Vegan multi-beans black glutinous rice
With advance planning, a bowl of piping hot vegan steamed multibeans black glutinous rice for breakfast is possible. Alternatively it can also be taken as a snack or as a main meal when coupled with a vegetable dish/soup.
In this recipe, a variety of beans provide the source of protein, while a mixture of white glutinous and black glutinous rice achieve a balance of smooth texture (white glutinous rice) and a nice aroma with higher fiber and nutritional value (black glutinous rice).
The whole process is fairly simple. Ingredients are soaked a day in advance. The next morning, stir fry the ingredients and then steam the glutinous rice, for a fresh, warming breakfast.
Ingredient (Serves 4)
2 cups white glutinous rice
1 cup black glutinous rice
50g black beans
50g black eye peas
8 dried chestnuts
4 dried mushrooms
1 thumb size ginger
2 shallots
1tbsp five spice powder
3 tbsp light soy sauce
1 tbsp dark soy sauce
Salt and pepper to taste
Method
Soak glutinous rice for at least 4 hours. Drain.
Soak beans and chestnuts separately for at least 8 hours. Wash and drain.
Wash and soak dried mushrooms. Wash and change soaking water at least once. Reserve 1 cup of the soaking water after the final soak.
Finely mince ginger and shallots.
Thinly slice or finely chop mushrooms.
Heat oil and stir fry mushrooms, ginger and shallots till mushrooms are browned and shrinked a little. This will maximise the fragrance of mushrooms.
Season with five spice powder and pepper.
Add beans and stir fry for another 2 minutes
Add glutinous rice and stir fry for another 3 minutes, stirring constantly.

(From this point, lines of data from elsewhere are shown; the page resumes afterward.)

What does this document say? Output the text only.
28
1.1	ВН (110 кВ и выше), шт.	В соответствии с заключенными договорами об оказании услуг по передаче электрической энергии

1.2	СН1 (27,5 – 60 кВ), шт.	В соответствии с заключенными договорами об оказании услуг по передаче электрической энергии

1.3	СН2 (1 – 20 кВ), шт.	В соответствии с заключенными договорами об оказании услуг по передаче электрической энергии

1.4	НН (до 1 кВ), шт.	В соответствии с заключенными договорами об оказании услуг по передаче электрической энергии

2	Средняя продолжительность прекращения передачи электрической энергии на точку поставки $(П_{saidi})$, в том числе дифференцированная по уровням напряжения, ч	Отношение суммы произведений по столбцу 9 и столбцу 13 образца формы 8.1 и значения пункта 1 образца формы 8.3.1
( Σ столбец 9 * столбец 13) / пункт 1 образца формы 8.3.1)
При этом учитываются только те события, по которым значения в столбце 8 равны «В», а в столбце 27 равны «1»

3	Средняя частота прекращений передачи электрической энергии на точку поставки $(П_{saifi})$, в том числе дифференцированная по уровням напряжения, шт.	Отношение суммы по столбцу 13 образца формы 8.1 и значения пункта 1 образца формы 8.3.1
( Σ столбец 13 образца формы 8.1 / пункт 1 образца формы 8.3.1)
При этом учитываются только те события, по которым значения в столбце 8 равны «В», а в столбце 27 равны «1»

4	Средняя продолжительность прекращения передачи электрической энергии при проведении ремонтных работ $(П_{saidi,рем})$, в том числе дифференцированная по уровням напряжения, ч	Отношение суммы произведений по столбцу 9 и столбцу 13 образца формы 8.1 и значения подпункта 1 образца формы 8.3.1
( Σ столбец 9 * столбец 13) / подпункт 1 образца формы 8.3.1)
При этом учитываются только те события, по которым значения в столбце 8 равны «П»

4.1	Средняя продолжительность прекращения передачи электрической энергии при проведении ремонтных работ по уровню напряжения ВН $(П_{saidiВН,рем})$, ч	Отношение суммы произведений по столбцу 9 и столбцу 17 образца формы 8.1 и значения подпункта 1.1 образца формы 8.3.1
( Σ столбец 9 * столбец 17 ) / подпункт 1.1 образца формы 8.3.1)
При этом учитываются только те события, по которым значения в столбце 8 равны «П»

Slowly drizzle in the mushroom water in 3 batches, stirring to ensure water is absorbed after each addition.
Add light and dark soy sauce. Add a small amount of salt if desired (I did not add salt as I find the saltiness is adequate for me). Stir fry for another 2 minutes and transfer to a stainless steel tray lined with banana leaves (optional). Spread evenly. I use an 8" round cake pan to steam the rice.

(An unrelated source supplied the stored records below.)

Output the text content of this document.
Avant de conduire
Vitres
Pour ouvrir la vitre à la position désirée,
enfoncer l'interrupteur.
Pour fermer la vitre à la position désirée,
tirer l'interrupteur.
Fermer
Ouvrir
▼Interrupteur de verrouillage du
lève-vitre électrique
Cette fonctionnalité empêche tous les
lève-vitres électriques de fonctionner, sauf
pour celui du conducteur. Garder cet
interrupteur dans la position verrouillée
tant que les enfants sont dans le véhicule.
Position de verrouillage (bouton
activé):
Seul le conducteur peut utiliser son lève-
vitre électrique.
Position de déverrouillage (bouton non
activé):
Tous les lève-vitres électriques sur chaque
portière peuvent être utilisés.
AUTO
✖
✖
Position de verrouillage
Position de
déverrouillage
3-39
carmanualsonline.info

Steam in a pressure cooker for 20mins, or in normal steamer for 40mins to 1 hour, depending on the thickness of the rice spread on the tray. If the tray is smaller, the rice would be spread thicker and it would take a longer time to be cooked through. So adjust the time accordingly.
To save more time, you may also stir fry the ingredients and rice way in advance, keep in the fridge after cooled and leave the final steaming on the serving day. That works well too.
I hope you will give this simple recipe a try, enjoy!